House builder complaints

The government appears to have concerns about how home builders are handling complaints.

It highlighted that too often it received letters from consumers detailing protracted disputes over snagging issues and cases where the home buyer did not feel they had been treated fairly during the purchase process.

“It is not always clear to home buyers who they should complain to and who is responsible for putting things right,” it said.

“The redress system is fragmented and we are concerned there are gaps in protection.

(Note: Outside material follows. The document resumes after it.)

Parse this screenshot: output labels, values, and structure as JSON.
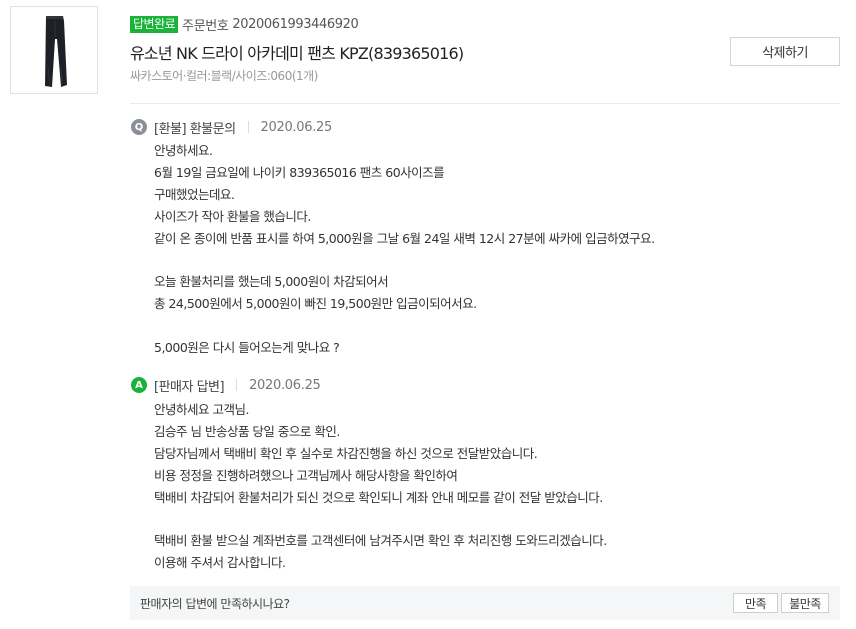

For example, there needs to be more robust protection for homebuyers in the first two years after purchase.”


Private landlord redress scheme

The government said it had committed to changing the law to require all landlords to join a redress scheme making sure that every tenant has access to effective dispute resolution.

However, it wanted feedback on how this should be funded – including the possibility of a flat fee dependent on the size of the landlord’s portfolio, or the number of complaints received.


Ombudsman standards

Overall, the Ministry of Housing, Communities and Local Government (MHCLG) consultation, which is open until April 16, is seeking views on:

  • the current complaints and redress landscape, how it is working and if more can be done to improve it,
  • what standards and services should be expected of a redress scheme/an ombudsman,
  • how to fill the existing gaps between current services,
  • whether a single ombudsman service is needed to simplify access to redress across housing, and if so, what form that should take and what its remit should be.

Earlier this month the Ombudsman Services announced it was withdrawing from the property market in recognition of the need to streamline service provision and reduce consumer detriment.

Housing secretary Sajid Javid said: “For too long, tenants and homeowners have navigated multiple complaints procedures to resolve disputes about everyday household repairs and maintenance.

“Fixing this housing crisis is about more than just building homes, it’s ensuring people have the answers available when something goes wrong.”